I'm out for the next two weeks, so if there's anyone else invested enough in this problem to get started, feel free, but I'll pick it up when I come back if not.

Picking this back up now, and I might have a different approach after discussing some things with a few team members.

Rather than trying to solve the problems related to symlinks, I'm actually considering an approach which instead makes packwerk scan for packages outside of the root directory. The idea would be to use something like Rails.application.railties.select {|r|r.kind_of? Rails::Engine }.map{|r| r.root} to find all the engines active in the application, and have PackageSet scan them for packages as well. Additionally, we'll modify the application load paths to also include paths out of the app directory, so we can resolve constants from within those engines.

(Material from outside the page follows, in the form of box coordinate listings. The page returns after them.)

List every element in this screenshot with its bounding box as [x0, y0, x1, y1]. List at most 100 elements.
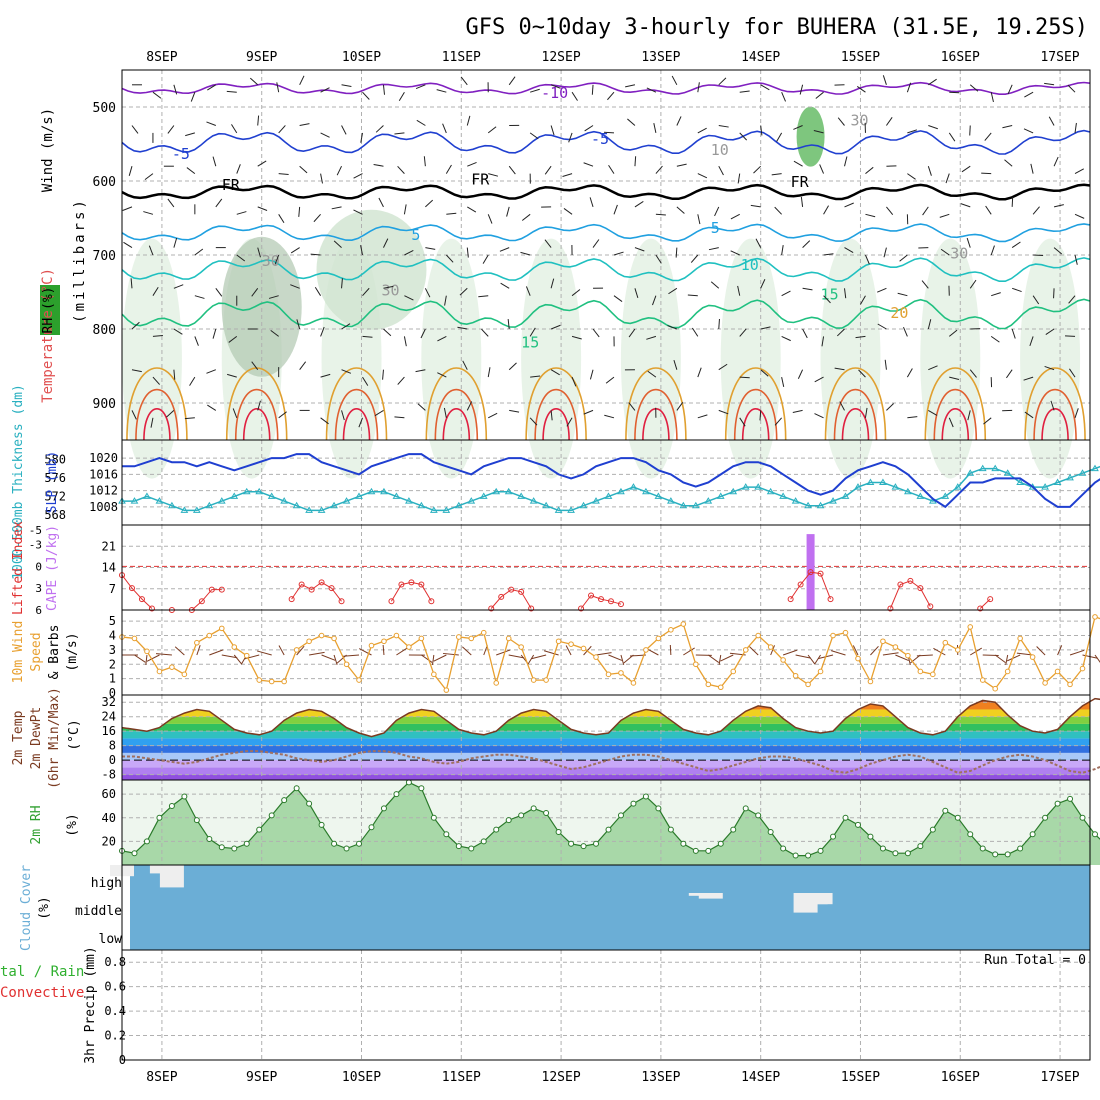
- wind-barb: [196, 645, 201, 656]
- isotherm-line: [121, 257, 1091, 282]
- thickness-point: [292, 501, 301, 509]
- wind-barb: [437, 335, 447, 342]
- wind-speed-point: [268, 678, 275, 685]
- day-label: 16SEP: [941, 1070, 980, 1085]
- wind-barb: [320, 373, 331, 378]
- wind-barb: [1048, 116, 1055, 126]
- wind-barb: [353, 209, 363, 215]
- wind-barb: [1094, 654, 1100, 663]
- rh-point: [967, 831, 974, 838]
- day-label: 17SEP: [1040, 1070, 1079, 1085]
- wind-barb: [907, 129, 918, 134]
- day-label: 8SEP: [146, 50, 177, 65]
- pressure-tick: 700: [93, 249, 116, 264]
- lifted-index-point: [498, 593, 505, 600]
- wind-barb: [227, 373, 237, 378]
- wind-speed-point: [593, 654, 599, 660]
- isotherm-line: [634, 388, 678, 441]
- wind-speed-point: [992, 685, 998, 692]
- wind-barb: [844, 247, 854, 254]
- wind-barb: [509, 409, 520, 413]
- lifted-index-point: [897, 581, 904, 588]
- rh-shade: [796, 106, 825, 167]
- wind-tick: 1: [109, 672, 116, 686]
- temp-band: [122, 745, 1090, 753]
- wind-barb: [397, 165, 405, 174]
- wind-barb: [1011, 196, 1014, 207]
- isotherm-line: [121, 183, 1091, 201]
- wind-barb: [445, 164, 452, 174]
- lifted-index-point: [508, 586, 515, 593]
- wind-barb: [718, 165, 724, 176]
- thickness-point: [280, 497, 289, 504]
- rh-point: [356, 840, 363, 847]
- wind-barb: [1032, 206, 1040, 215]
- wind-barb: [496, 649, 511, 656]
- wind-speed-point: [730, 668, 737, 675]
- wind-barb: [781, 290, 791, 297]
- wind-barb: [382, 644, 385, 656]
- isotherm-line: [924, 367, 987, 441]
- wind-barb: [985, 205, 992, 215]
- wind-barb: [739, 90, 750, 93]
- rh-shade: [221, 236, 302, 377]
- wind-barb: [478, 295, 489, 298]
- rh-point: [954, 814, 961, 821]
- wind-barb: [1074, 408, 1079, 418]
- wind-barb: [394, 416, 405, 419]
- rh-point: [1067, 795, 1074, 802]
- wind-barb: [949, 376, 960, 381]
- wind-barb: [625, 84, 636, 88]
- precip-label-a: tal / Rain: [0, 964, 84, 980]
- thickness-point: [729, 487, 738, 495]
- wind-barb: [508, 76, 516, 86]
- wind-speed-point: [181, 671, 188, 678]
- wind-barb: [431, 654, 435, 666]
- wind-axis-labels: 10m Wind Speed & Barbs (m/s): [11, 621, 80, 684]
- pressure-tick: 600: [93, 175, 116, 190]
- wind-barb: [174, 646, 185, 656]
- thickness-point: [429, 506, 438, 513]
- wind-barb: [749, 646, 759, 656]
- wind-speed-point: [618, 670, 624, 676]
- wind-barb: [1074, 213, 1085, 219]
- lifted-index-point: [428, 598, 435, 605]
- rh-point: [268, 812, 275, 819]
- day-label: 15SEP: [841, 1070, 880, 1085]
- wind-barb: [714, 206, 720, 217]
- wind-barb: [813, 129, 824, 134]
- wind-barb: [417, 403, 426, 411]
- wind-label-c: & Barbs: [47, 625, 62, 680]
- rh-point: [1091, 831, 1098, 838]
- wind-barb: [373, 163, 384, 167]
- wind-barb: [383, 328, 392, 337]
- rh-shade: [316, 209, 427, 330]
- wind-barb: [774, 417, 783, 426]
- wind-barb: [683, 647, 695, 656]
- isotherm-line: [525, 367, 587, 441]
- wind-barb: [771, 173, 782, 176]
- wind-speed-point: [343, 661, 350, 668]
- thickness-tick: 572: [44, 489, 66, 503]
- wind-barb: [499, 247, 510, 252]
- wind-barb: [500, 282, 510, 289]
- rh2m-axis-labels: 2m RH (%): [29, 805, 80, 844]
- wind-barb: [858, 369, 866, 378]
- isotherm-label: 10: [711, 141, 729, 159]
- lifted-index-point: [607, 598, 614, 605]
- wind-barb: [299, 123, 310, 126]
- rh-shade: [1020, 238, 1081, 479]
- wind-speed-point: [206, 632, 213, 639]
- wind-barb: [375, 125, 384, 133]
- wind-barb: [130, 278, 133, 289]
- wind-barb: [1030, 163, 1034, 174]
- wind-speed-point: [194, 639, 200, 646]
- wind-barb: [675, 247, 678, 258]
- wind-speed-point: [356, 677, 362, 683]
- wind-barb: [152, 286, 159, 296]
- rh-point: [181, 793, 188, 800]
- wind-barb: [425, 199, 434, 208]
- cloud-level-label: high: [91, 876, 122, 891]
- wind-barb: [877, 323, 887, 330]
- cloud-axis-labels: Cloud Cover (%): [19, 865, 52, 951]
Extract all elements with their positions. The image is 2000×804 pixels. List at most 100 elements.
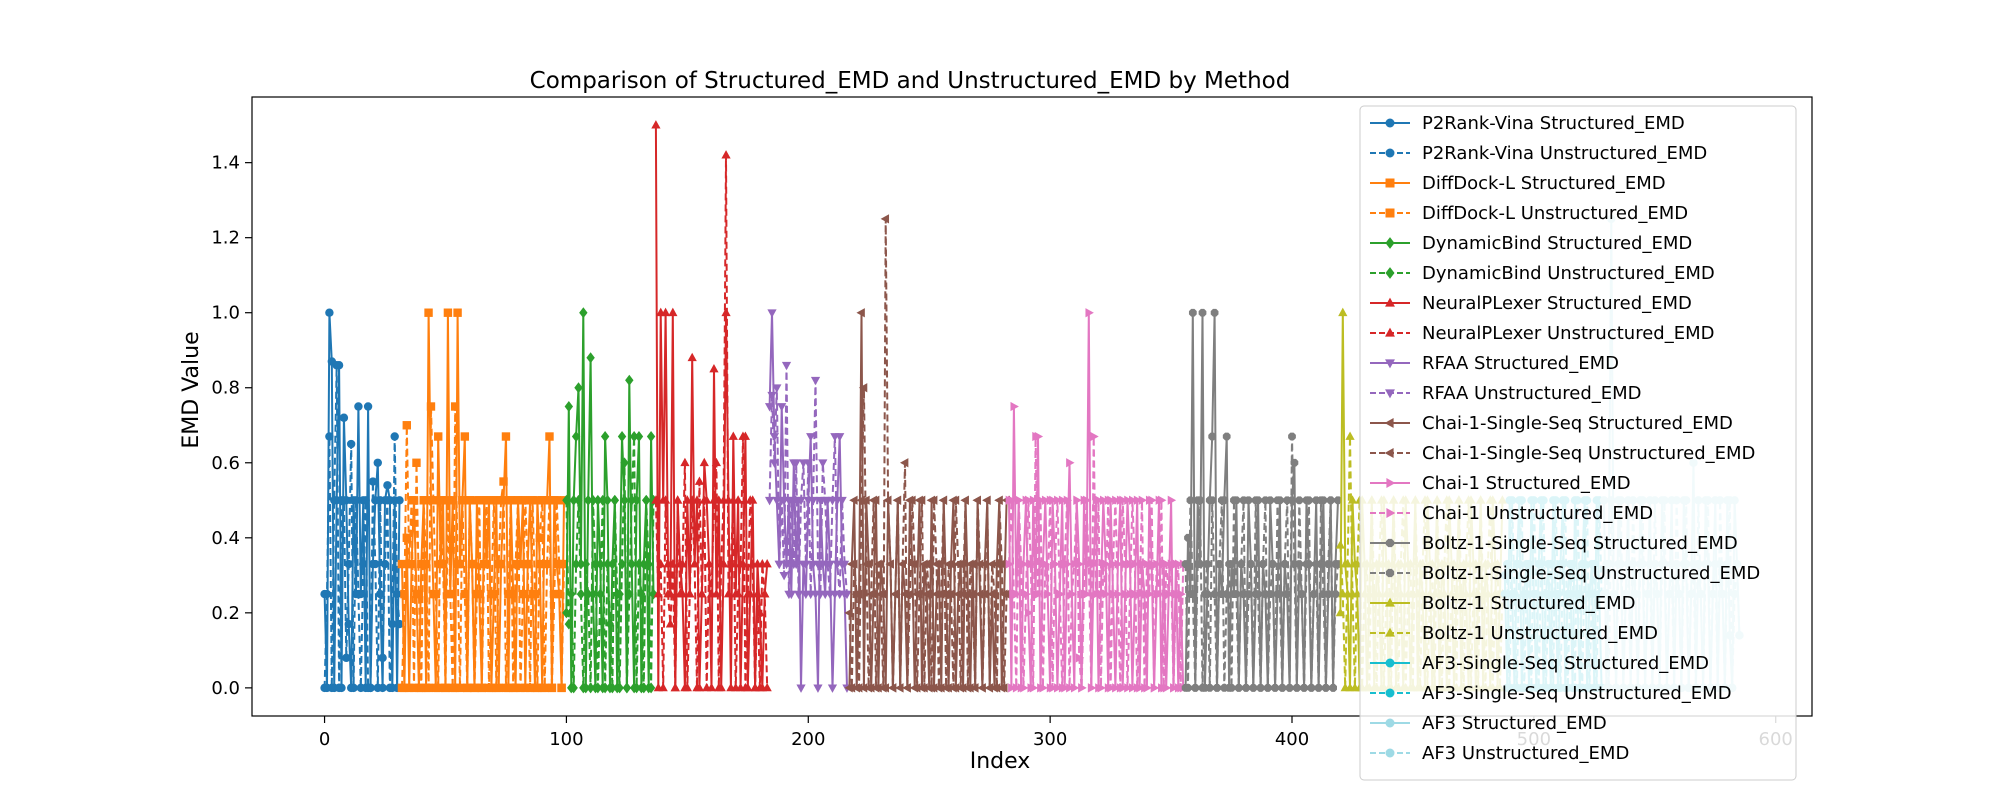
data-point [373, 458, 382, 467]
legend-label: Chai-1 Unstructured_EMD [1422, 503, 1653, 524]
data-point [642, 494, 651, 506]
y-tick-label: 0.0 [211, 678, 240, 699]
data-point [883, 495, 892, 505]
legend-marker [1385, 718, 1395, 728]
legend-marker [1385, 568, 1395, 578]
data-point [1334, 496, 1342, 505]
data-point [907, 495, 916, 505]
data-point [441, 683, 450, 693]
data-point [1307, 683, 1316, 692]
data-point [960, 495, 969, 505]
data-point [567, 588, 576, 600]
data-point [385, 683, 395, 693]
data-point [813, 684, 823, 693]
data-point [1321, 683, 1330, 692]
data-point [740, 682, 751, 692]
legend-item: DiffDock-L Unstructured_EMD [1370, 203, 1688, 224]
data-point [1184, 683, 1192, 692]
data-point [880, 214, 890, 224]
data-point [458, 496, 467, 505]
data-point [429, 496, 438, 505]
data-point [378, 653, 387, 663]
data-point [1285, 683, 1294, 692]
data-point [677, 559, 688, 568]
data-point [320, 683, 329, 693]
data-point [1044, 589, 1053, 599]
data-point [1188, 308, 1197, 317]
data-point [395, 496, 404, 505]
data-point [1300, 683, 1308, 692]
data-point [887, 683, 897, 693]
data-point [554, 559, 564, 569]
data-point [325, 432, 334, 441]
legend-item: Boltz-1 Structured_EMD [1370, 593, 1635, 614]
data-point [697, 589, 707, 598]
data-point [760, 589, 770, 598]
plot-frame [251, 96, 1813, 717]
data-point [933, 683, 943, 693]
data-point [692, 682, 702, 692]
data-point [540, 683, 549, 693]
data-point [861, 559, 870, 569]
data-point [342, 653, 351, 663]
data-point [719, 495, 729, 504]
data-point [434, 683, 443, 693]
data-point [598, 494, 607, 506]
data-point [547, 683, 557, 693]
legend-marker [1385, 267, 1395, 279]
data-point [535, 559, 545, 569]
y-tick-label: 1.2 [211, 228, 240, 249]
data-point [1256, 683, 1265, 692]
series-chai-1-single-seq-unstructured [844, 214, 1010, 693]
data-point [588, 494, 598, 506]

This means that a packwerk check in the rails application directory will scan all files in the in the rails app (but not files in engines). For each file, they'll be able to resolve constants defined in the engines, map them to packages, and check for violations.

If we want to check that inside the engine we're respecting or package boundaries, we'll have to execute a another packwerk check in each engine directory, which seems like a reasonable way of organizing things.

What do folks think about this new approach? @pboling I'm not sure if this would work for your setup or not

@AndrewSwerlick

I'm having a little trouble understanding the problem and wondering if you're available sometime (maybe next week) to jump on a quick zoom so I can understand the layout of your application and the behavior you're hoping for. Also free today 3:45 EST. If you don't have time, I can read this through again a bit more closely and try to ask some clarifying questions.

@alexevanczuk Sure I can do 3:45 today. Feel free to shoot me an email with an invite at the address on my profile, or DM me in the rubymod slack

I've gone ahead and opened a PR (#216) with this approach. It's passing all tests, but I still need to run a test against our repo. @alexevanczuk Helped and ran it against an existing repo using a traditional structure, and we know it doesn't create in regressions there.